Dhe blockade of the Suez Canal by a stuck container ship, according to a representative of the Egyptian government, will take a maximum of three days, contrary to other estimates. Shipping on the canal between the Red Sea and the Mediterranean will be “resumed within 48 to 72 hours at most,” said the advisor to Egypt’s head of state Abdel Fattah al Sisi for seaports, Mohab Mamisch, on Thursday evening to the AFP news agency.
As the former head of the Suez Canal Authority, Mamisch explained that he had already seen several rescue operations. “I know every inch of the canal.”
The 400 meter long and 59 meter wide “MV Ever Given” ran aground in the Suez Canal on Wednesday. Since then, the giant container ship in a diagonal position has completely blocked the canal, with several hundred ships stowed on both sides of the canal.
The owner speaks of an “extremely difficult” maneuver
The owner, the Japanese leasing company Shoei Kisen Kaisha, had announced before Mamisch’s statements that it was “extremely difficult” to get the “Ever Given” back on track. The canal administration dispatched several tugs, and a team from the Dutch specialist company Smit Salvage also set off. The boss of the parent company Boskalis, Peter Berdowski, told the Dutch broadcaster Nieuwsuur that getting the container ship moving again could “take days or weeks”.

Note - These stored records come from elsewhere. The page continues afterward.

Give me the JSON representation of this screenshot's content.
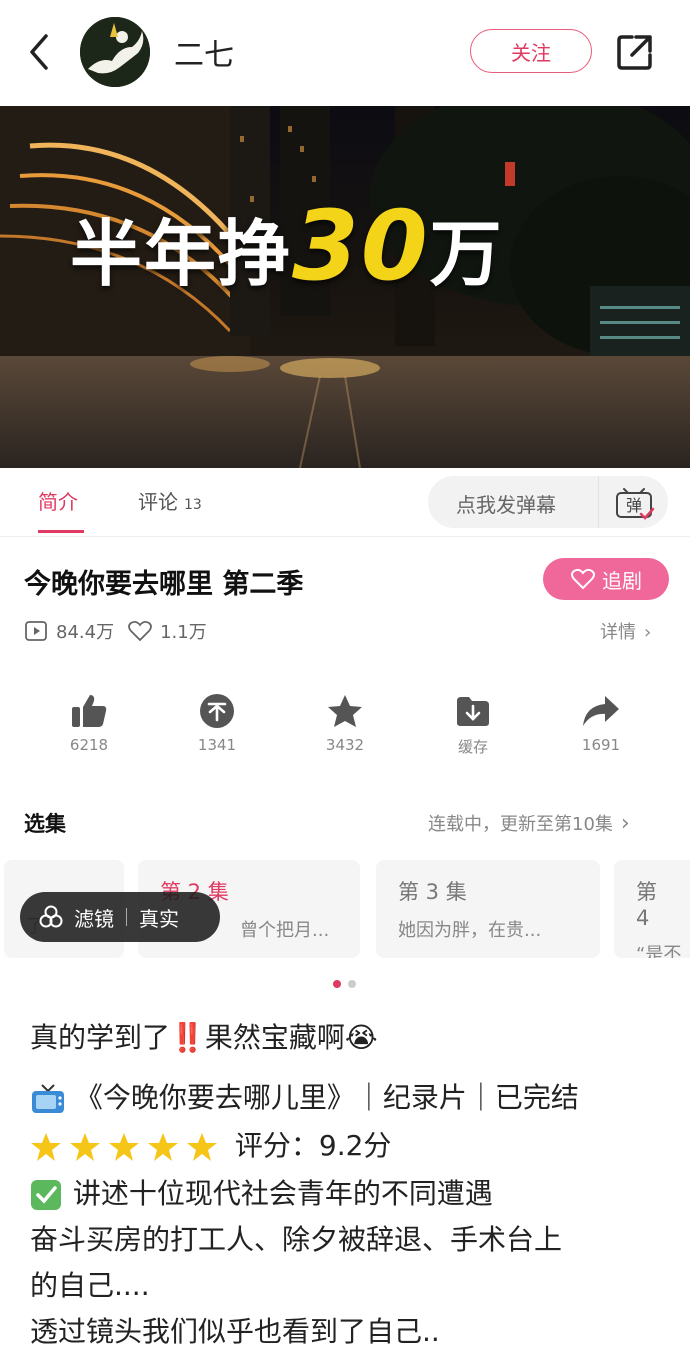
{
  "header": {
    "username": "二七",
    "follow_label": "关注"
  },
  "video": {
    "headline_pre": "半年挣",
    "headline_num": "30",
    "headline_post": "万"
  },
  "tabs": {
    "intro_label": "简介",
    "comments_label": "评论",
    "comments_count": "13",
    "danmu_placeholder": "点我发弹幕",
    "danmu_icon_text": "弹"
  },
  "show": {
    "title": "今晚你要去哪里 第二季",
    "follow_label": "追剧",
    "views": "84.4万",
    "likes": "1.1万",
    "details_label": "详情"
  },
  "actions": [
    {
      "icon": "thumbs-up-icon",
      "label": "6218"
    },
    {
      "icon": "no-coin-icon",
      "label": "1341"
    },
    {
      "icon": "star-icon",
      "label": "3432"
    },
    {
      "icon": "download-icon",
      "label": "缓存"
    },
    {
      "icon": "share-arrow-icon",
      "label": "1691"
    }
  ],
  "episodes": {
    "header": "选集",
    "status": "连载中，更新至第10集",
    "items": [
      {
        "no": "",
        "desc": "了"
      },
      {
        "no": "第 2 集",
        "desc": "曾个把月..."
      },
      {
        "no": "第 3 集",
        "desc": "她因为胖，在贵..."
      },
      {
        "no": "第 4",
        "desc": "“是不"
      }
    ]
  },
  "filter": {
    "label": "滤镜",
    "value": "真实"
  },
  "post": {
    "line1": "真的学到了‼️果然宝藏啊😭",
    "line2": "《今晚你要去哪儿里》｜纪录片｜已完结",
    "line3": "评分：9.2分",
    "line4": "讲述十位现代社会青年的不同遭遇",
    "line5": "奋斗买房的打工人、除夕被辞退、手术台上",
    "line6": "的自己....",
    "line7": "透过镜头我们似乎也看到了自己.."
  },
  "colors": {
    "accent": "#e03a62",
    "follow_show_bg": "#f0679a",
    "headline_highlight": "#f3d418"
  }
}
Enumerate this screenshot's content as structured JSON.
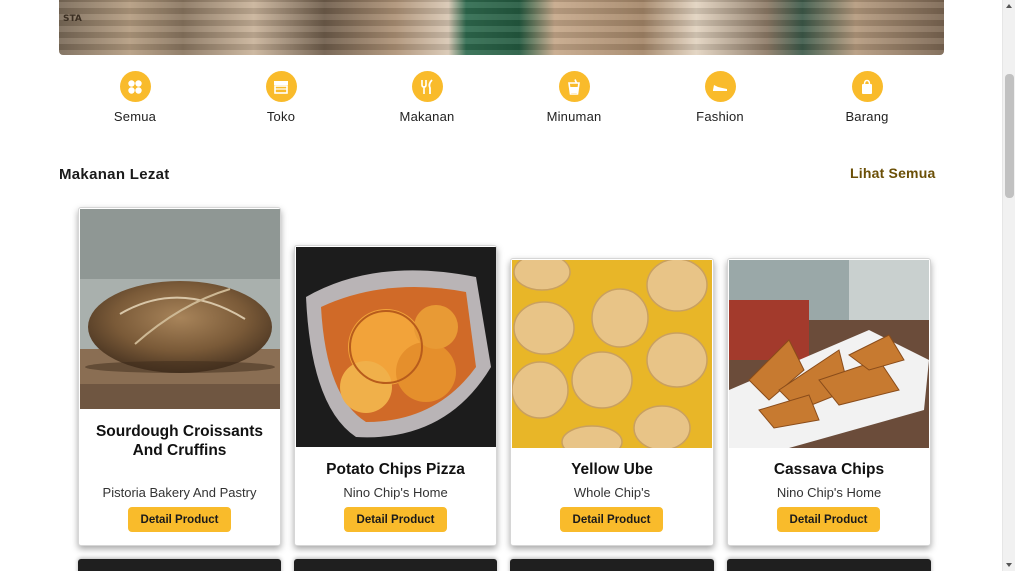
{
  "hero": {
    "label": "STA"
  },
  "categories": [
    {
      "label": "Semua",
      "icon": "grid-icon"
    },
    {
      "label": "Toko",
      "icon": "store-icon"
    },
    {
      "label": "Makanan",
      "icon": "fork-knife-icon"
    },
    {
      "label": "Minuman",
      "icon": "cup-icon"
    },
    {
      "label": "Fashion",
      "icon": "shoe-icon"
    },
    {
      "label": "Barang",
      "icon": "bag-icon"
    }
  ],
  "section": {
    "title": "Makanan Lezat",
    "see_all": "Lihat Semua"
  },
  "products": [
    {
      "name": "Sourdough Croissants And Cruffins",
      "shop": "Pistoria Bakery And Pastry",
      "button": "Detail Product"
    },
    {
      "name": "Potato Chips Pizza",
      "shop": "Nino Chip's Home",
      "button": "Detail Product"
    },
    {
      "name": "Yellow Ube",
      "shop": "Whole Chip's",
      "button": "Detail Product"
    },
    {
      "name": "Cassava Chips",
      "shop": "Nino Chip's Home",
      "button": "Detail Product"
    }
  ],
  "colors": {
    "accent": "#f9bb2b",
    "link": "#6b4f06"
  }
}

The Suez Canal, opened in 1869, shortens trade links between Asia and Europe. The distance from Singapore to Rotterdam is reduced by 6,000 kilometers through the canal compared to the trip around the Cape of Good Hope on the southern tip of Africa.
International supply chains have stalled
The blockade of the Suez Canal temporarily caused the oil price to rise. According to the Federation of German Industries, international logistics turbulence can already be felt. Central supply chains are in danger of stalling due to a lack of containers, unpunctual ships and lack of transport capacity. The shipping company giants Maersk and Hapag-Lloyd announced that they are now examining the detour of their ships around the Cape of Good Hope.
Egypt achieved proceeds of the equivalent of 4.2 billion euros from the passage rights through the Suez Canal last year. In 2020, almost 19,000 ships passed the waterway.